União contra desmonte da Justiça do Trabalho reúne várias entidades em protesto
“Não ao desmonte do Estado Brasileiro e dos Direitos Sociais” O grito inflamado do presidente da Ordem dos Advogados do Brasil - Seção Espírito Santo (OAB-ES), Homero Mafra, foi entoado durante o protesto nesta quarta-feira (26) contra as seguidas investidas pelo fim da Justiça do Trabalho. Ao todo, mais de mil pessoas participaram da manifestação de acordo com a Polícia Militar.
O Ato realizado pelo Fórum Capixaba Permanente em Defesa da Justiça do Trabalho, do qual é integrante a OAB-ES, aconteceu em frente ao Tribunal Regional do Trabalho da 17ª Região (TRT-ES) com a presença de diversas entidades representativas, advogados, magistrados e serventuários. A diretoria da Seccional foi representada, além do presidente Homero Mafra, pela vice-presidente Simone Silveira e pelo diretor-tesoureiro, Giulio Imbroisi.
O presidente da Ordem enfatizou ainda que “não se pode admitir que direitos conquistados com luta possam ir embora da forma como está sendo feito. Quando dizemos não ao desmonte, dizemos sim à Justiça do Trabalho. A sociedade civil está aqui dizendo para a sociedade política que não podemos nos tornar reféns do grande capital, não podemos nos tornar reféns de uma agenda supostamente modernizadora, mas que de modernizadora não tem nada. ”
Homero Mafra conclamou as pessoas que ainda estavam no prédio do TRT-ES para que descessem para participar da luta por seus direitos.

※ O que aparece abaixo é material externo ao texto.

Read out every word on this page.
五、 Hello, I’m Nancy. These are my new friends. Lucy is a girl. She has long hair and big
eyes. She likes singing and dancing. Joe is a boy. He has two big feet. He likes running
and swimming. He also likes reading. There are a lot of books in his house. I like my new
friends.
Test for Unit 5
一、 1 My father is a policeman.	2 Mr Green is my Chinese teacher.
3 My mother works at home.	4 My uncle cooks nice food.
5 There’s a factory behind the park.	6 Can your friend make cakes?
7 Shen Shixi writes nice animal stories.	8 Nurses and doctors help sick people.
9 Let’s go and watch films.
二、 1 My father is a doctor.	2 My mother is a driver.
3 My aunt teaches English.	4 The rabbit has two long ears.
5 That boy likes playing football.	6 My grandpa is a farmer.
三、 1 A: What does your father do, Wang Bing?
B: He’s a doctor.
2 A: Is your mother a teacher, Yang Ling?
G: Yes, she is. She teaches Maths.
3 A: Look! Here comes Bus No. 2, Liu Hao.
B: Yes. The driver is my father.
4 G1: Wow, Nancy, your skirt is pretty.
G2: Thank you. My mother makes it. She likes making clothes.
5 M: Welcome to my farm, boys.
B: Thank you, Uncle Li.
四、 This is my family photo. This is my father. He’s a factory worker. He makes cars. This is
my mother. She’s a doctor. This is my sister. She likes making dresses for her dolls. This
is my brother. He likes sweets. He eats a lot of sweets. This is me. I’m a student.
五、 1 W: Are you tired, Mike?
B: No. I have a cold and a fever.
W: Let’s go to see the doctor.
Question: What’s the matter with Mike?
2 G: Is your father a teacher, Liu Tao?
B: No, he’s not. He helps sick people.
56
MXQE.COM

Direitos esses que muitas vezes são violados em repressão aos movimentos sociais. “É preciso que o comportamento da Polícia Militar seja o mesmo de hoje (26/04), e não o comportamento extremamente repressivo que vemos nas manifestações populares por parte da PM. Estamos verificando uma repressão muito grande da PM aos movimentos sociais”, afirmou o presidente da Ordem.
Presidente do TRT-ES, desembargador Mário Ribeiro Catarino Neto, conclamou a união de forças neste momento de tentativa de desmonte. “Juntos conseguirmos barrar essa iniciativa que visa destruir a Justiça do Trabalho, que pode acarretar um desastre social", alertou.
Em seu discurso durante o protesto, o presidente da Associação dos Magistrados do Espírito Santo (Amages), Ezequiel Turíbio, pontuou que é “preciso resistir a esses movimentos de reformas que têm um único fim de esconder as mazelas políticas que ocorreram e ainda ocorrem neste país. Vamos apoiar a Justiça do Trabalho, que tem um excelente serviço prestado à nação brasileira. Boa parte desses deputados têm débitos com trabalhadores, suas empresas respondem à Justiça do Trabalho, por isso a razão do ódio pelo trabalhador", explicou.
Representando o Ministério Público do Trabalho (MPT-ES) e a Associação Nacional dos Procuradores, o procurador-chefe do MTP-ES, Estanislau Tallon Bozi, declarou que o patronato sabe que a destruição do direto do trabalho vai custar caro. "O trabalhador que vai almoçar em meia hora vai se acidentar, vai adoecer e a produção vai cair. O patronato não pode defender a reforma previdenciária também, porque não vai garantir o emprego até 60 anos. A Justiça do Trabalho é peça importante na defesa desses direitos, mas está sendo atacada porque funciona, a despeito do corte orçamentário, da dificuldade", acredita.
Para o presidente do Sindicato dos Advogados, Ben-Hur Dan Farina, as entidades cumpriram o papel de mostrar que a Justiça do Trabalho não é só da magistratura, mas também da sociedade e da advocacia. "Não podemos parar. Temos agora que fazer um trabalho constante com nossa bancada federal para defender a manutenção da Justiça do Trabalho", conclamou.
De acordo com Fabrício Gourlart, representante da Nova Central Sindical de Trabalhadores do Estado do Espírito Santo - NCST/ES, o ato foi importante para o momento por qual passa o país. "A participação foi em massa. A manifestação foi pacífica. É importante conscientizar a população sobre essas 'reformas' que o Governo Federal quer impor ao trabalhador", declarou.